62. Unique Paths

Question

A robot is located at the top-left corner of a m x n grid (marked ‘Start’ in the diagram below).

The robot can only move either down or right at any point in time. The robot is trying to reach the bottom-right corner of the grid (marked ‘Finish’ in the diagram below).
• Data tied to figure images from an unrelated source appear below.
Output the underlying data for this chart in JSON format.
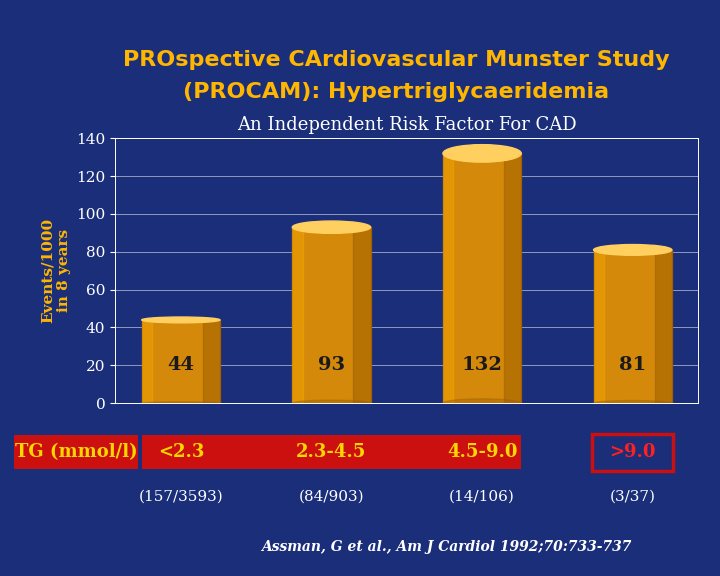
{
  "title_line1": "PROspective CArdiovascular Munster Study",
  "title_line2": "(PROCAM): Hypertriglycaeridemia",
  "subtitle": "An Independent Risk Factor For CAD",
  "categories": [
    "<2.3",
    "2.3-4.5",
    "4.5-9.0",
    ">9.0"
  ],
  "values": [
    44,
    93,
    132,
    81
  ],
  "bar_labels": [
    "44",
    "93",
    "132",
    "81"
  ],
  "xlabel_label": "TG (mmol/l)",
  "ylabel_line1": "Events/1000",
  "ylabel_line2": "in 8 years",
  "sub_labels": [
    "(157/3593)",
    "(84/903)",
    "(14/106)",
    "(3/37)"
  ],
  "ylim": [
    0,
    140
  ],
  "yticks": [
    0,
    20,
    40,
    60,
    80,
    100,
    120,
    140
  ],
  "bar_color": "#D4890A",
  "bar_color_light": "#F5A800",
  "bar_color_dark": "#A06000",
  "bar_top_color": "#FFD060",
  "background_color": "#1A2E7A",
  "title_color": "#FFB600",
  "subtitle_color": "#FFFFFF",
  "axis_text_color": "#FFB600",
  "tick_color": "#FFFFFF",
  "bar_text_color": "#1A1A1A",
  "xlabel_bg": "#CC1010",
  "xlabel_text_color": "#FFD700",
  "cat_bg_red": "#CC1010",
  "last_cat_text_color": "#FF2020",
  "reference_text": "Assman, G et al., Am J Cardiol 1992;70:733-737",
  "reference_color": "#FFFFFF",
  "grid_color": "#FFFFFF",
  "title_fontsize": 16,
  "subtitle_fontsize": 13,
  "bar_value_fontsize": 14,
  "axis_label_fontsize": 11,
  "tick_fontsize": 11,
  "cat_label_fontsize": 13,
  "sub_label_fontsize": 11,
  "ref_fontsize": 10
}
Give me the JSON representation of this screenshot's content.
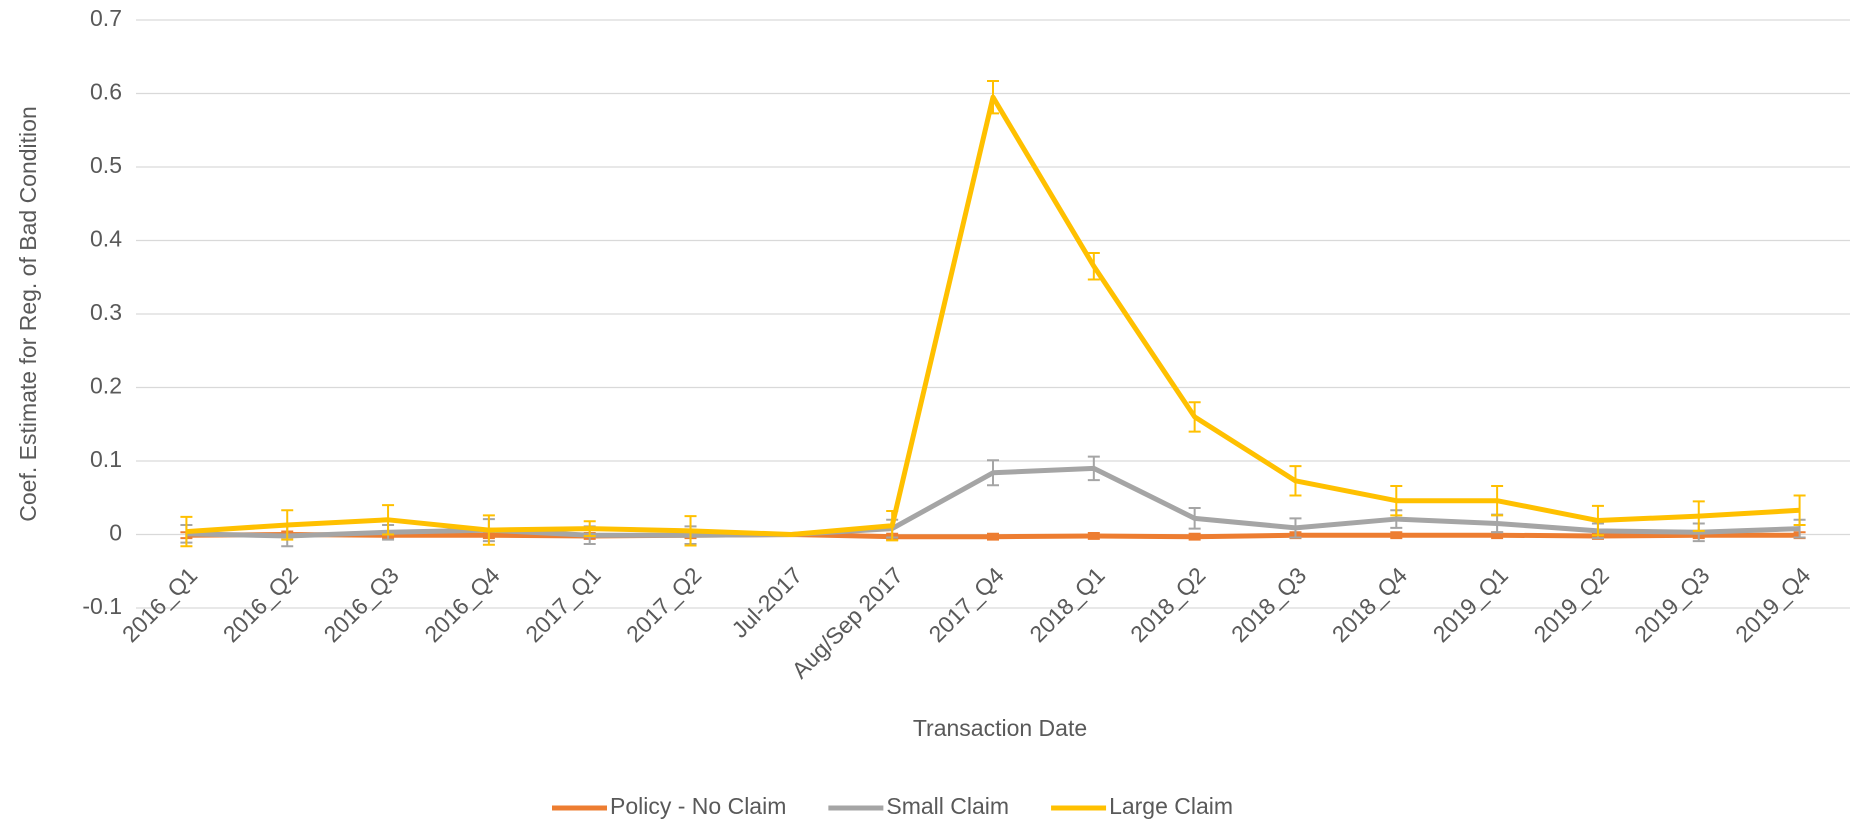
{
  "chart_data": {
    "type": "line",
    "x_label": "Transaction Date",
    "y_label": "Coef. Estimate for Reg. of Bad Condition",
    "categories": [
      "2016_Q1",
      "2016_Q2",
      "2016_Q3",
      "2016_Q4",
      "2017_Q1",
      "2017_Q2",
      "Jul-2017",
      "Aug/Sep 2017",
      "2017_Q4",
      "2018_Q1",
      "2018_Q2",
      "2018_Q3",
      "2018_Q4",
      "2019_Q1",
      "2019_Q2",
      "2019_Q3",
      "2019_Q4"
    ],
    "series": [
      {
        "name": "Policy - No Claim",
        "color": "#ED7D31",
        "values": [
          -0.001,
          0,
          -0.001,
          -0.001,
          -0.002,
          -0.001,
          0,
          -0.003,
          -0.003,
          -0.002,
          -0.003,
          -0.001,
          -0.001,
          -0.001,
          -0.002,
          -0.001,
          -0.001
        ],
        "errors": [
          0.004,
          0.004,
          0.004,
          0.004,
          0.004,
          0.004,
          0,
          0.004,
          0.004,
          0.004,
          0.004,
          0.004,
          0.004,
          0.004,
          0.004,
          0.004,
          0.004
        ]
      },
      {
        "name": "Small Claim",
        "color": "#A5A5A5",
        "values": [
          0.001,
          -0.002,
          0.003,
          0.006,
          -0.001,
          -0.001,
          0,
          0.008,
          0.084,
          0.09,
          0.022,
          0.009,
          0.021,
          0.015,
          0.005,
          0.003,
          0.008
        ],
        "errors": [
          0.012,
          0.014,
          0.01,
          0.015,
          0.012,
          0.012,
          0,
          0.012,
          0.017,
          0.016,
          0.014,
          0.013,
          0.012,
          0.012,
          0.01,
          0.012,
          0.012
        ]
      },
      {
        "name": "Large Claim",
        "color": "#FFC000",
        "values": [
          0.004,
          0.013,
          0.02,
          0.006,
          0.008,
          0.005,
          0,
          0.012,
          0.595,
          0.365,
          0.16,
          0.073,
          0.046,
          0.046,
          0.019,
          0.025,
          0.033
        ],
        "errors": [
          0.02,
          0.02,
          0.02,
          0.02,
          0.01,
          0.02,
          0,
          0.02,
          0.022,
          0.018,
          0.02,
          0.02,
          0.02,
          0.02,
          0.02,
          0.02,
          0.02
        ]
      }
    ],
    "ylim": [
      -0.1,
      0.7
    ],
    "yticks": [
      -0.1,
      0,
      0.1,
      0.2,
      0.3,
      0.4,
      0.5,
      0.6,
      0.7
    ],
    "grid": true,
    "legend": "bottom"
  }
}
How many possible unique paths are there?

Example 1:

Input: m = 3, n = 2
Output: 3
Explanation:
From the top-left corner, there are a total of 3 ways to reach the bottom-right corner:
1. Right -> Right -> Down
2. Right -> Down -> Right
3. Down -> Right -> Right

Example 2:

Input: m = 7, n = 3
Output: 28

Constraints:

• 1 <= m, n <= 100
• It’s guaranteed that the answer will be less than or equal to 2 * 10 ^ 9.

Summary

This is a DP problem.

Current position(m,n) paths equal to position(m,n-1) + position(m-1,n) paths;

position(m,n) = position(m,n-1) + position(m-1,n);

Initial state postion(1,1) = 1.

Solution

class Solution {
public:
    map<pair<int,int>, int> memo = { {make_pair(1,1),1} };
    int uniquePaths(int m, int n) {
        if (memo.find(make_pair(m, n)) != memo.end() ) {
            return memo[make_pair(m, n)];
        }

        int path = 0;
        if (m == 1)
            path = uniquePaths(m, n-1);
        else if (n == 1)
            path = uniquePaths(m-1, n);
        else
            path = uniquePaths(m-1, n) + uniquePaths(m, n-1);

        memo[make_pair(m, n)] = path;
        return path;
    }
};